La Commissione europea ha deciso di abbandonare il metodo ed è stato proposto un sistema di fasce colorate (Nutriscore): ciascuna esprime (con il colore) il valore nutritivo e i grassi. Con tale metodo la dieta mediterranea e quindi l’Italia e la Spagna risultano i Paesi con l’agro-alimentare meno nutriente e più grasso. Si potrebbe non dare troppa importanza a questo tema: sappiamo ad esempio che mangiamo formaggio non più di un pasto al giorno (in effetti molto meno) mentre i francesi lo mangiano due volte al giorno e condiscono tutto con il burro e con lo strutto. La fascia colorata, però, potrebbe avere effetti (negativi) sull’export. Quindi, è bene che l’Italia si faccia sentire. È’ sceso in campo in supporto dell’Italia, il settimanale The Economist (fascicolo del 12-18 febbraio).
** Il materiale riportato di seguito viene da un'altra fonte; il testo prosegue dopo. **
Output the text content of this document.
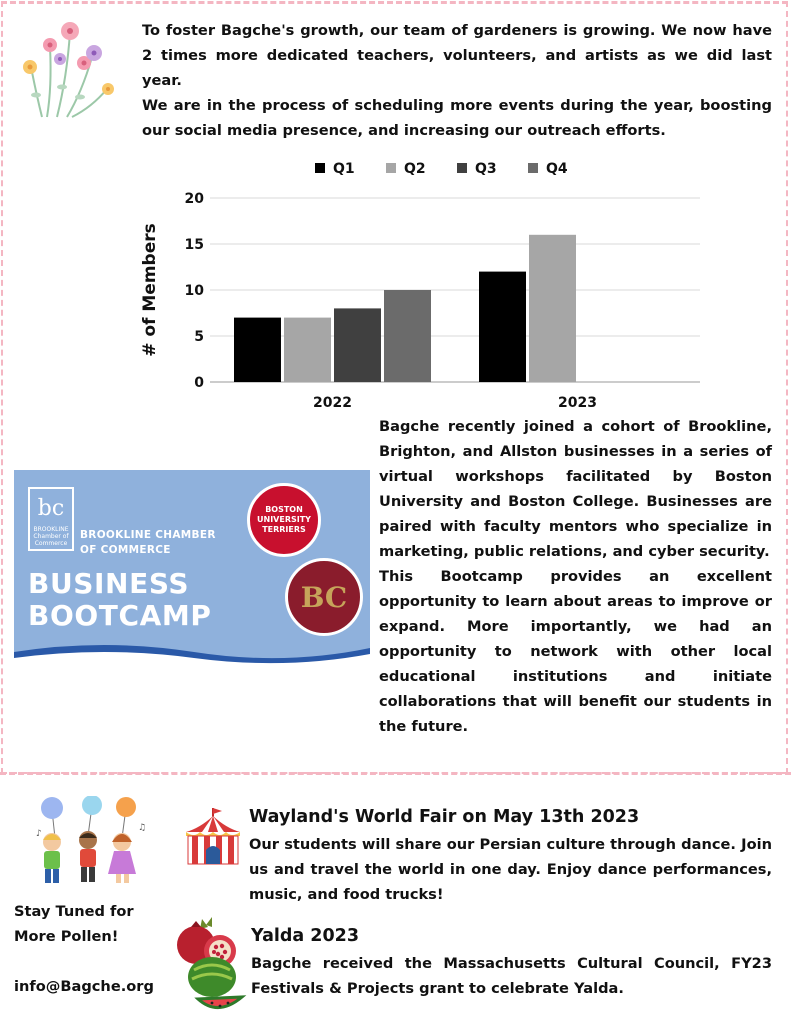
To foster Bagche's growth, our team of gardeners is growing. We now have 2 times more dedicated teachers, volunteers, and artists as we did last year.

We are in the process of scheduling more events during the year, boosting our social media presence, and increasing our outreach efforts.

0
5
10
15
20
# of Members
2022	2023
Q1	Q2	Q3	Q4

Bagche recently joined a cohort of Brookline, Brighton, and Allston businesses in a series of virtual workshops facilitated by Boston University and Boston College. Businesses are paired with faculty mentors who specialize in marketing, public relations, and cyber security.

This Bootcamp provides an excellent opportunity to learn about areas to improve or expand. More importantly, we had an opportunity to network with other local educational institutions and initiate collaborations that will benefit our students in the future.

bc
BROOKLINE Chamber of Commerce
BROOKLINE CHAMBER
OF COMMERCE
BUSINESS
BOOTCAMP
BOSTON UNIVERSITY TERRIERS
BC
♪
♫
Wayland's World Fair on May 13th 2023
Our students will share our Persian culture through dance. Join us and travel the world in one day. Enjoy dance performances, music, and food trucks!
Yalda 2023
Bagche received the Massachusetts Cultural Council, FY23 Festivals & Projects grant to celebrate Yalda.
Stay Tuned for
More Pollen!
info@Bagche.org
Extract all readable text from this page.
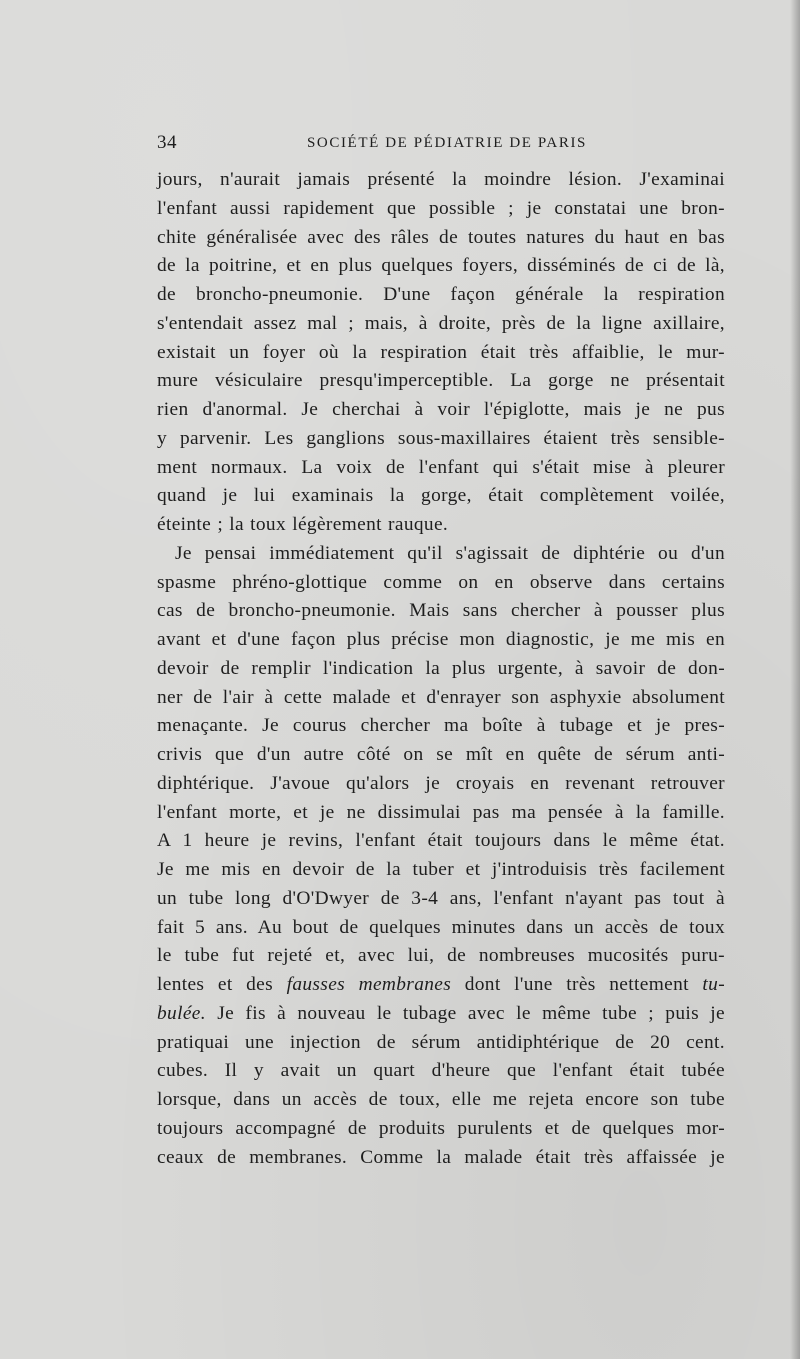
34	SOCIÉTÉ DE PÉDIATRIE DE PARIS
jours, n'aurait jamais présenté la moindre lésion. J'examinai
l'enfant aussi rapidement que possible ; je constatai une bron-
chite généralisée avec des râles de toutes natures du haut en bas
de la poitrine, et en plus quelques foyers, disséminés de ci de là,
de broncho-pneumonie. D'une façon générale la respiration
s'entendait assez mal ; mais, à droite, près de la ligne axillaire,
existait un foyer où la respiration était très affaiblie, le mur-
mure vésiculaire presqu'imperceptible. La gorge ne présentait
rien d'anormal. Je cherchai à voir l'épiglotte, mais je ne pus
y parvenir. Les ganglions sous-maxillaires étaient très sensible-
ment normaux. La voix de l'enfant qui s'était mise à pleurer
quand je lui examinais la gorge, était complètement voilée,
éteinte ; la toux légèrement rauque.
Je pensai immédiatement qu'il s'agissait de diphtérie ou d'un
spasme phréno-glottique comme on en observe dans certains
cas de broncho-pneumonie. Mais sans chercher à pousser plus
avant et d'une façon plus précise mon diagnostic, je me mis en
devoir de remplir l'indication la plus urgente, à savoir de don-
ner de l'air à cette malade et d'enrayer son asphyxie absolument
menaçante. Je courus chercher ma boîte à tubage et je pres-
crivis que d'un autre côté on se mît en quête de sérum anti-
diphtérique. J'avoue qu'alors je croyais en revenant retrouver
l'enfant morte, et je ne dissimulai pas ma pensée à la famille.
A 1 heure je revins, l'enfant était toujours dans le même état.
Je me mis en devoir de la tuber et j'introduisis très facilement
un tube long d'O'Dwyer de 3-4 ans, l'enfant n'ayant pas tout à
fait 5 ans. Au bout de quelques minutes dans un accès de toux
le tube fut rejeté et, avec lui, de nombreuses mucosités puru-
lentes et des fausses membranes dont l'une très nettement tu-
bulée. Je fis à nouveau le tubage avec le même tube ; puis je
pratiquai une injection de sérum antidiphtérique de 20 cent.
cubes. Il y avait un quart d'heure que l'enfant était tubée
lorsque, dans un accès de toux, elle me rejeta encore son tube
toujours accompagné de produits purulents et de quelques mor-
ceaux de membranes. Comme la malade était très affaissée je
L’altro nodo è essenzialmente politico. L’Unione bancaria europea è stata varata nel 2014, ma è monca in quanto, a quasi dieci anni di distanza dalla sua creazione, manca ancora il terzo pilastro (l’assicurazione europea sui depositi) ed anche i primi due devono essere rifiniti. L’Unione bancaria, poi, era stata concepita come parte di un’Unione europea dei capitali di cui non si è ancora posta neanche la prima pietra. Senza un mercato europeo dei capitali integrato e senza intermediari finanziari europei tali da gareggiare, per dimensioni ed efficienza, con quelli americani, asiatici ed oceanici come si può pensare di raccogliere le enormi risorse per finanziare la transizione ecologica e digitale e, contemporaneamente, ammodernare il parco infrastrutturale europeo?